US Fed raises interest rates
As expected, the US Federal Reserve has finally increased the interest rates by 25 basis points, for the first in seven years, after when the Wall Street collapsed following deep financial crisis during 2008.
The move signals end of seven-year recession
- India well prepared to deal with the impact
- Capital outflow is expected, though not alarming, says Rangarajan
- CEA says India is relatively well cushioned
Hyderabad: As expected, the US Federal Reserve has finally increased the interest rates by 25 basis points, for the first in seven years, after when the Wall Street collapsed following deep financial crisis during 2008.
"The Federal Open Market Committee decided to raise the target range for the federal funds rate by one quarter percentage point bringing it to one quarter to one-half per cent," US Federal Reserve Board Chairwoman Janet Yellen said.
Although for months, Chair Janet Yellen and other Fed officials have said that they expected any rate hikes to be small and gradual. Further, she hints that future rate hikes may be made with low pace only after the economy shows up its strength coupled with muted inflation rise.
The federal rate is the interest rate at which one bank lends funds maintained at the Fed Res to another bank on an overnight basis. It acts as a sort of a benchmark for the interest rates that banks charge on their short and medium term loans. However, the rates on the mortgages and car loans aren't expected to rise much soon, say the analysts.

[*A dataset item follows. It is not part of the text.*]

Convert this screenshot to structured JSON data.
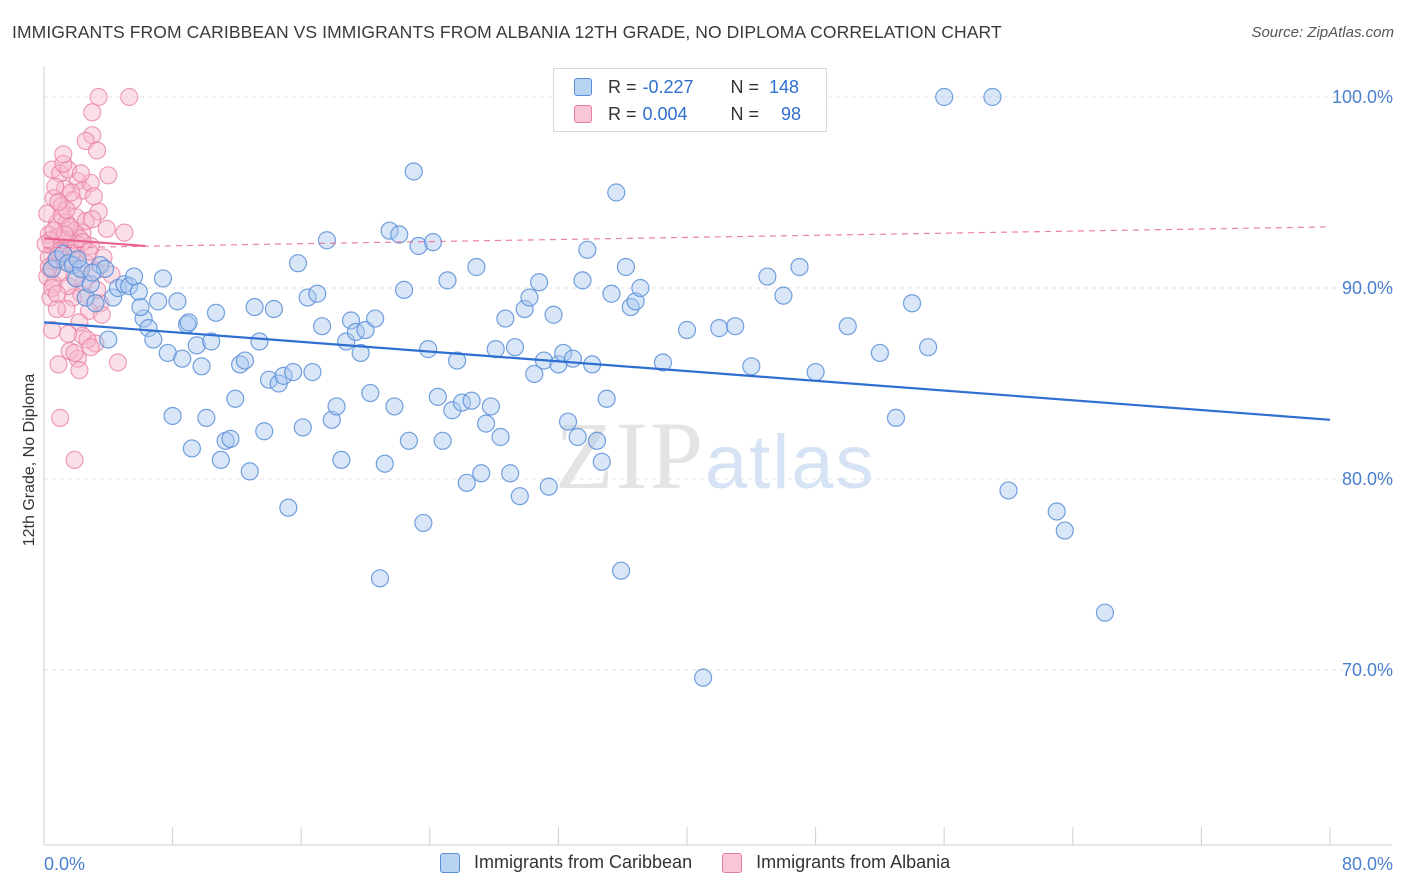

Meanwhile, the Finance Ministry said that India is well prepared to deal with the impact of the US interest rate hike. "US Fed rate hike and reference to gradualism are on expected lines. India well prepared," Economic Affairs Secretary Shaktikanta Das tweeted. While Chief Economic Advisor Aravind Subramanian says the rate hike impart will be minimal on stock markets and India is relatively well cushioned.
On the other hand, former RBI Governor C Rangarajan, who is in Hyderabad, points out that the country may see some capital outflow besides weakness in stock markets. However, he adds that the negative impact (though) is not expected to be severe.